Un texte de Pistes et sillages, une série de textes poétiques nés de l’écoute des préférés de la discothèque. Base d’improvisation, ou simplement paysage et divagation. Une anthologie.
Sommaire
Colons
Nous nous sommes rendus, parce que plus loin c’était la mort. Ou le désespoir, ce qui est la même chose.
Personne ne peut mettre un pied sûr dans le canal de l’île.
Au-delà, les monstres.
Nous avons donc fermé là notre marche.
Et vous êtes venus acheter d’abord les tissus, les macérations, les viandes, les poissons,
puis la confiance,
puis l’honneur.
Vous nous avez pris tout ça.
Toutes ces choses.
Nous les reprendrons.
Ne désespérez plus. Ne mourez plus.
Ce sera leur jour noir,
de maudissement.
Tout à moi
Le calme est revenu, nous nous rendons. Dessus la voûte étoilée. Devant l’océan. Autour la brume. On ne m’échappe pas.
Tu es à moi.
Dans la brume, le silence — de l’arrêt. Et si, dis-je. Et si c’était ? Et si tu ? Et l’autre ?
Pente abrupte, oui, dévale, tout le courage des larmes et la résignation de l’arrêt.
Tu ne m’échappes pas mais
dans la brume,
dérapes…
Tu étais à moi.
Mais je ne m’échappe pas. Je t’affronte, ô fantôme, ensemble jusqu’à la mort.

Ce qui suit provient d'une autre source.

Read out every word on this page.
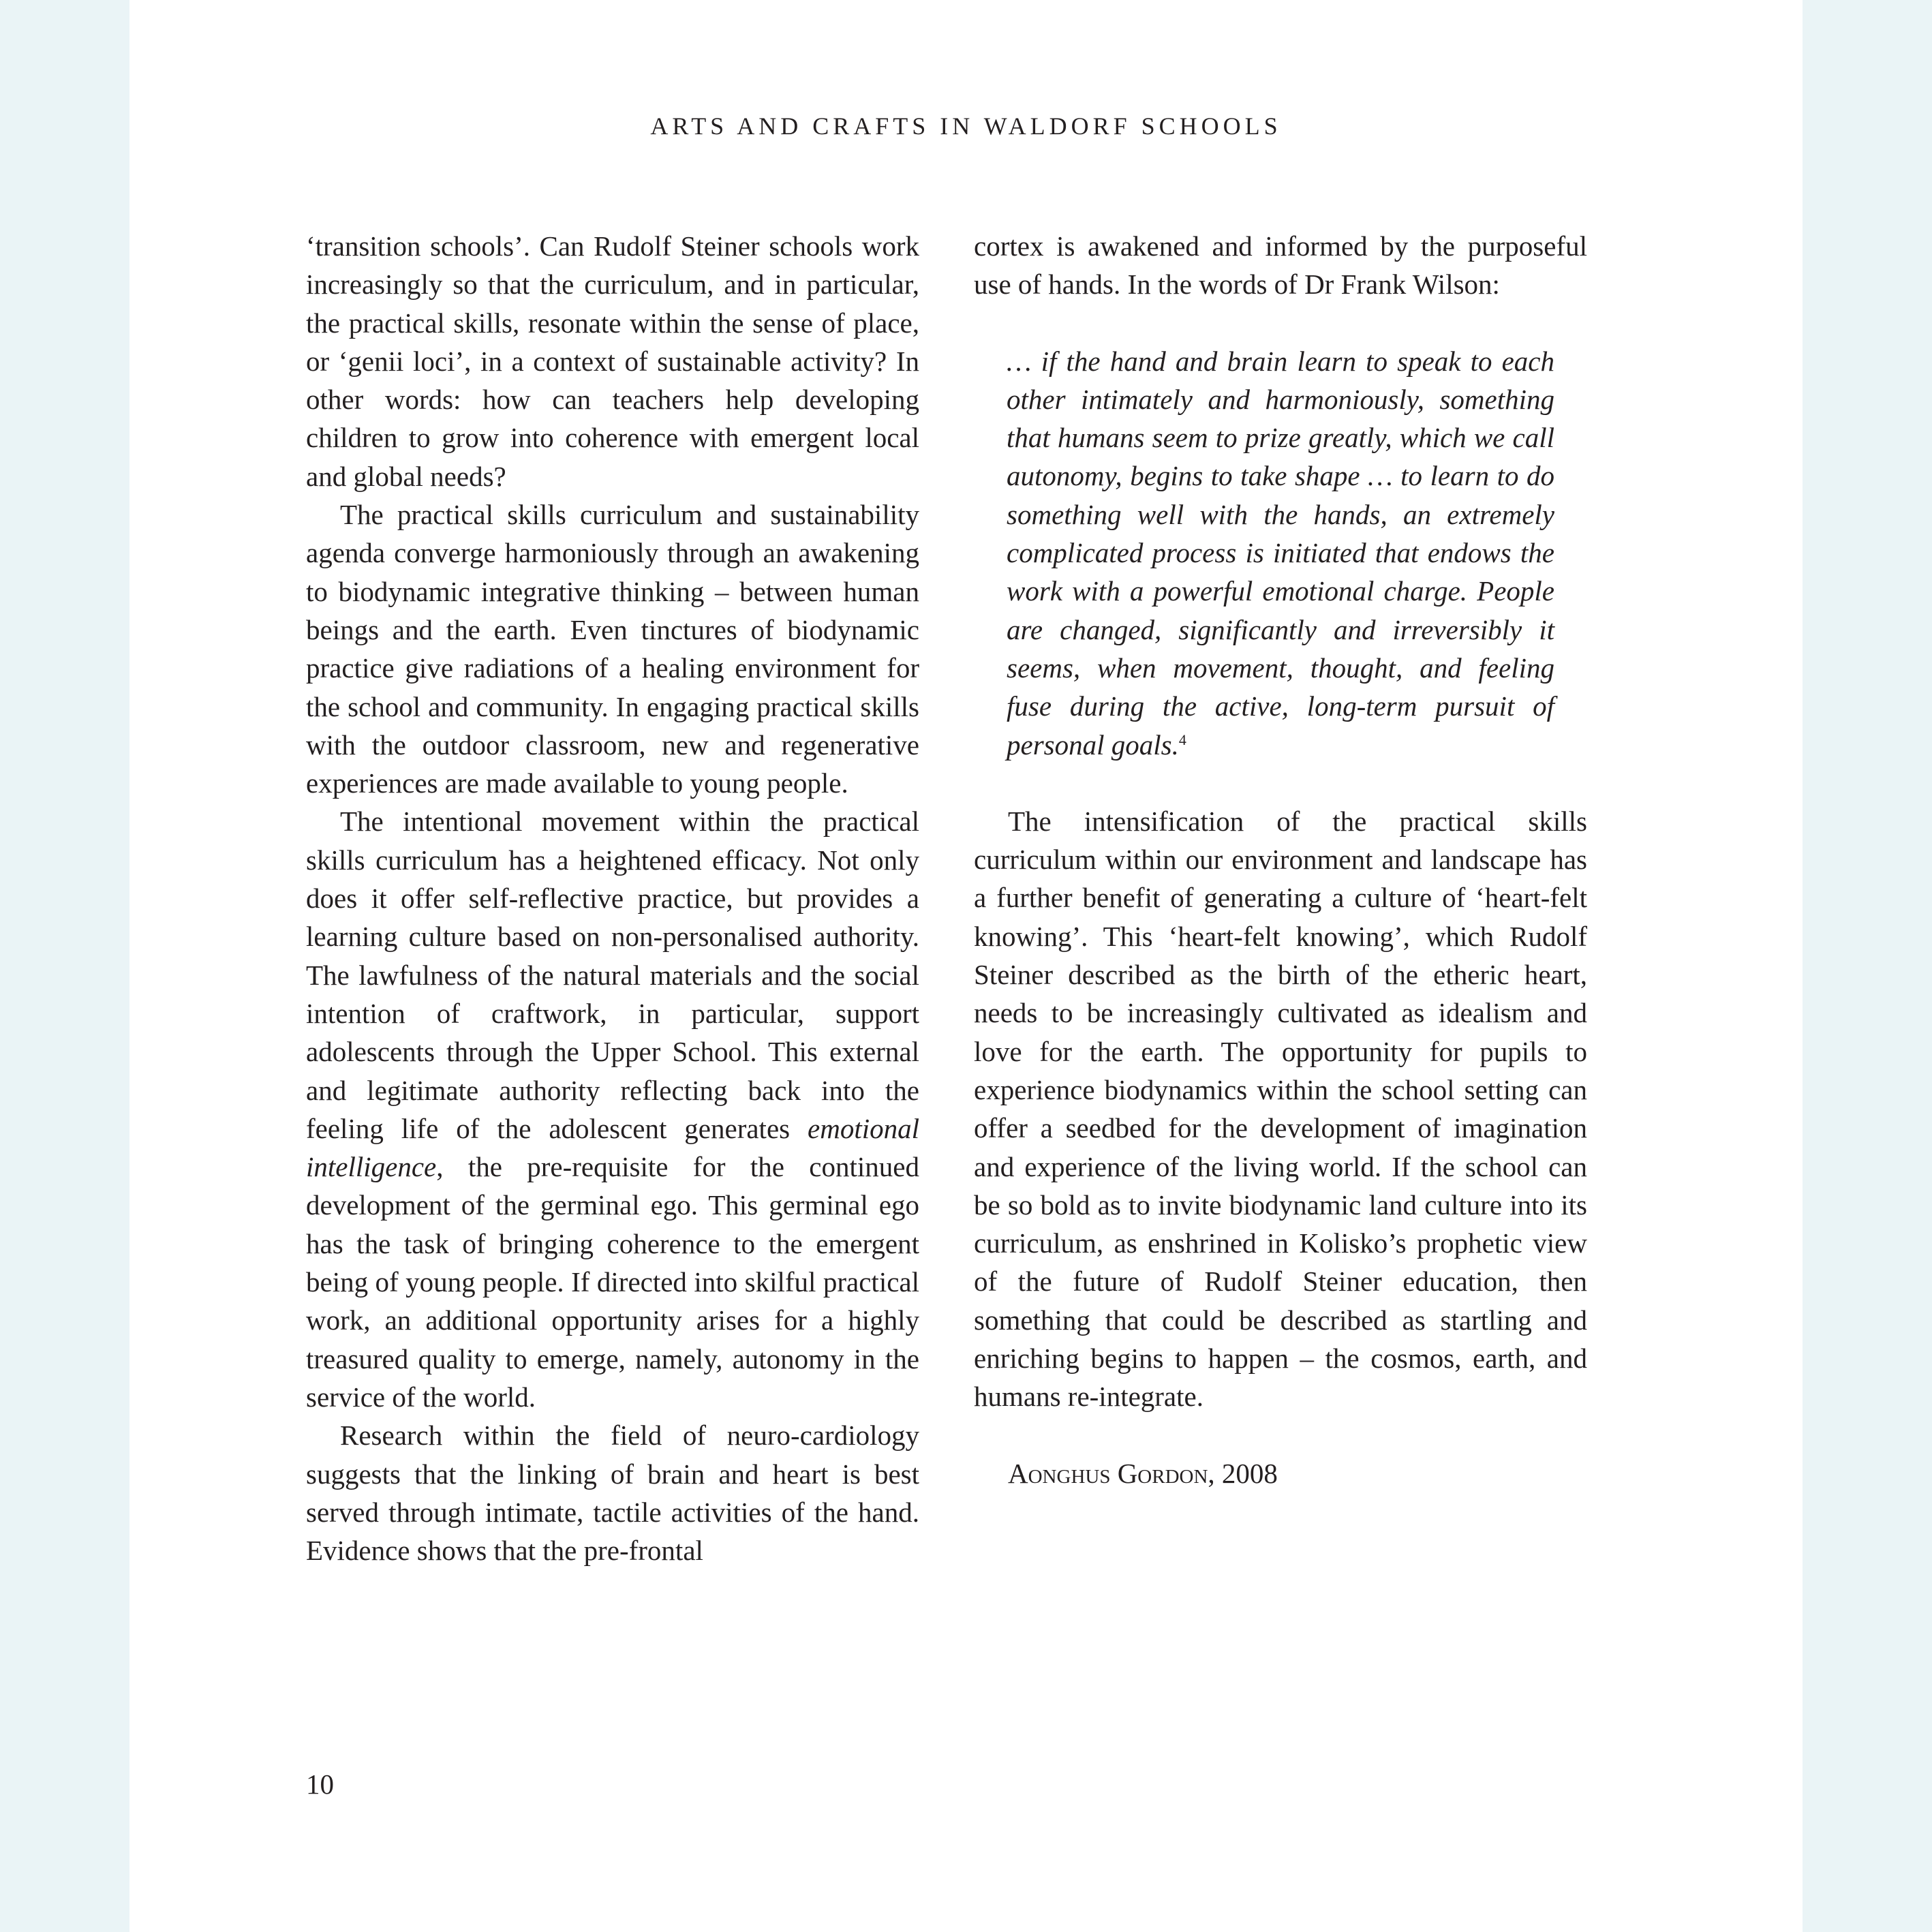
ARTS AND CRAFTS IN WALDORF SCHOOLS

‘transition schools’. Can Rudolf Steiner schools work increasingly so that the curriculum, and in particular, the practical skills, resonate within the sense of place, or ‘genii loci’, in a context of sustainable activity? In other words: how can teachers help developing children to grow into coherence with emergent local and global needs?

The practical skills curriculum and sustainability agenda converge harmoniously through an awakening to biodynamic integrative thinking – between human beings and the earth. Even tinctures of biodynamic practice give radiations of a healing environment for the school and community. In engaging practical skills with the outdoor classroom, new and regenerative experiences are made available to young people.

The intentional movement within the practical skills curriculum has a heightened efficacy. Not only does it offer self-reflective practice, but provides a learning culture based on non-personalised authority. The lawfulness of the natural materials and the social intention of craftwork, in particular, support adolescents through the Upper School. This external and legitimate authority reflecting back into the feeling life of the adolescent generates emotional intelligence, the pre-requisite for the continued development of the germinal ego. This germinal ego has the task of bringing coherence to the emergent being of young people. If directed into skilful practical work, an additional opportunity arises for a highly treasured quality to emerge, namely, autonomy in the service of the world.

Research within the field of neuro-cardiology suggests that the linking of brain and heart is best served through intimate, tactile activities of the hand. Evidence shows that the pre-frontal

cortex is awakened and informed by the purposeful use of hands. In the words of Dr Frank Wilson:

… if the hand and brain learn to speak to each other intimately and harmoniously, something that humans seem to prize greatly, which we call autonomy, begins to take shape … to learn to do something well with the hands, an extremely complicated process is initiated that endows the work with a powerful emotional charge. People are changed, significantly and irreversibly it seems, when movement, thought, and feeling fuse during the active, long-term pursuit of personal goals.$^4$

The intensification of the practical skills curriculum within our environment and landscape has a further benefit of generating a culture of ‘heart-felt knowing’. This ‘heart-felt knowing’, which Rudolf Steiner described as the birth of the etheric heart, needs to be increasingly cultivated as idealism and love for the earth. The opportunity for pupils to experience biodynamics within the school setting can offer a seedbed for the development of imagination and experience of the living world. If the school can be so bold as to invite biodynamic land culture into its curriculum, as enshrined in Kolisko’s prophetic view of the future of Rudolf Steiner education, then something that could be described as startling and enriching begins to happen – the cosmos, earth, and humans re-integrate.

Aonghus Gordon, 2008
10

Tu seras à moi, tout à moi.
Non refusé
C’était à la radio, ça passait.
Moi j’avais lâché la mer. J’avais tout lâché. Quelque parent lointain, j’allais trouver.
Une chambre, ils me laissèrent, sous les toits.
Là je pleurais pas mal.
Puis je conduisais, dans les montagnes. Noires.
La radio chuintait, la pluie tombait, quelque chose
dans le silence
grésillait.
Ce n’était pas la chaleur
du foyer ;
ce n’était pas le délai
de la réponse ;
ce n’était pas le battement
à la tempe,
du désir ou de la peur.
Et je filais, roulais dans les montagnes. Blanches.
Quelque chose,
dans la nuit,
hululait.
J’allais entreprendre de grandes choses.
Point mi-journée
C’est tout en haut d’une colline
rompue de part
et d’autre,
alors.
Pour accéder au nid d’aigle,
un chemin de ronde encastré dans la pierre taillée,
aux rambardes incertaines, perclus de meurtrières,
alors.
Alors, on voit toute la vallée, l’eau qui court, turquoise, sur la pierre,
et la ville.
On mesure, de là-haut, l’étendue
des désastres.
Ceux qui ont bâti ces murs, des édifices
glorieux,
avaient un idéal, ils croyaient à des choses.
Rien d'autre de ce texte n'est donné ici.